Former Navy officer finds calling in VA office
Published 12:30 pm Thursday, November 12, 2009
She now sits behind the desk at the Marengo County Veteran’s Affairs office in Linden, but Sandra Wright put in her own military career before taking that position.
“I wanted to be an engineer and I wanted to do it myself,” Wright said, reflecting upon her former ambitions. “At first, I wanted to go to Tuskegee. But then I decided to do something different and went into the Navy. I had my 18th birthday in boot camp.”
Since then, the Navy has become a major part of her life. Her husband has been in the Navy for 26 years and her son joined on Sept. 11, 2006.
His enlistment date also marked the five-year anniversary of one of the most trying times in the nation’s history. On that day, Wright was aboard the U.S.S. JFK, headed for Puerto Rico.
As the tragic events of the day unfolded, the orders for the JFK changed. Wright and her fellow crewmen were suddenly headed north, bound for the New York coast. Their orders along the way were clear. They were to shoot down any aircraft that remained in the sky. Upon arrival along the New York coast, the JFK was to serve as a triage ship for those being pulled away from the site of the World Trade Center attacks.
Those orders never manifested as another ship arrived before the JFK. But, as difficult as executing those orders would have been had circumstances dictated such, Wright and her shipmates were prepared to fulfill their mission.
Now, more than eight years later, Wright has retired from the Navy and is fulfilling a new mission. Upon her retirement, she entered the VA office in Linden. She knew nothing of the benefits to which she was entitled. And, due to a missing document, she was unable to learn of her benefits that day.
“I went back (home) that day and was upset,” she said. “I left that day and told myself ‘I am going to come back and get that job.’ I didn’t know at the time that I meant it.”

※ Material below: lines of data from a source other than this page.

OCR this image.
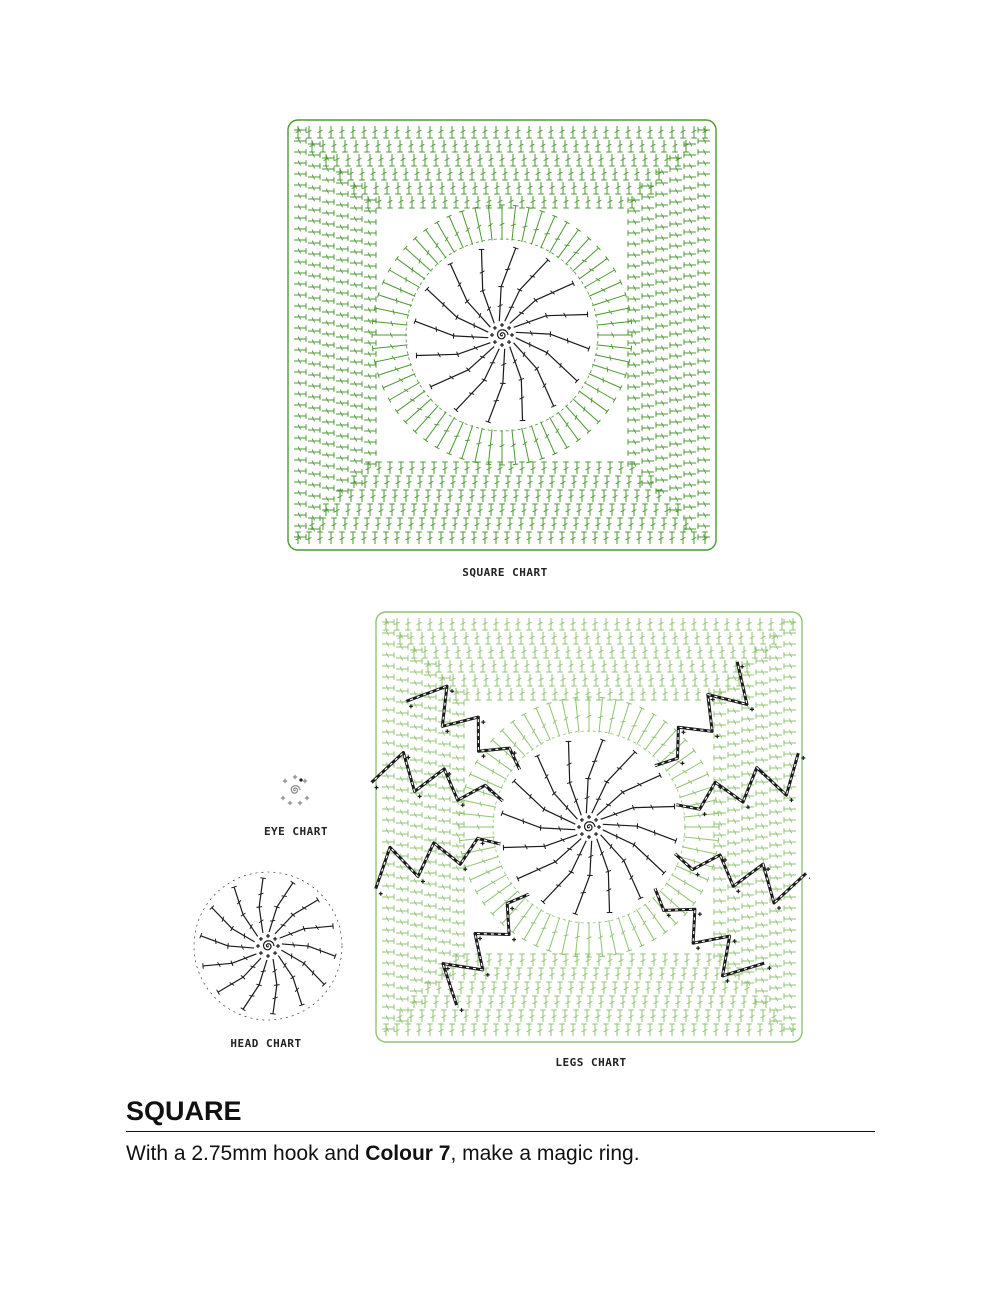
SQUARE CHART
LEGS CHART
EYE CHART
HEAD CHART
SQUARE
With a 2.75mm hook and Colour 7, make a magic ring.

Now, after 20 years of service to the military, Wright dedicates her time and her energy to serving the men and women who were once members of the military.
“This job is not just a job. This job is one of the things you have to have a heart for,” she said.
What she has found in her brief time as the veterans’ service officer for Marengo County is that there are a number of veterans who remain unaware of their entitlements even decades after their service.
“I’m still filing first-time claims for Vietnam veterans,” she said. “There should be no reason Vietnam vets are not getting benefits. The federal system is pretty tied up with red tape. But we can decipher that as VA officers.”
On the wall just to the right of her office door is a phrase that has become a mantra for Wright. It reads, “Enter as strangers, leave as friends.”
In her work with the VA, she strives to live by that philosophy on a daily basis as she takes the time to get to know each of the veterans who visit her personally.
“If you just listen to their stories, it will change your life,” Wright said, before explaining that her work now is as a soldier in a different army.
“God has soldiers and that’s what we are, honestly,” she said.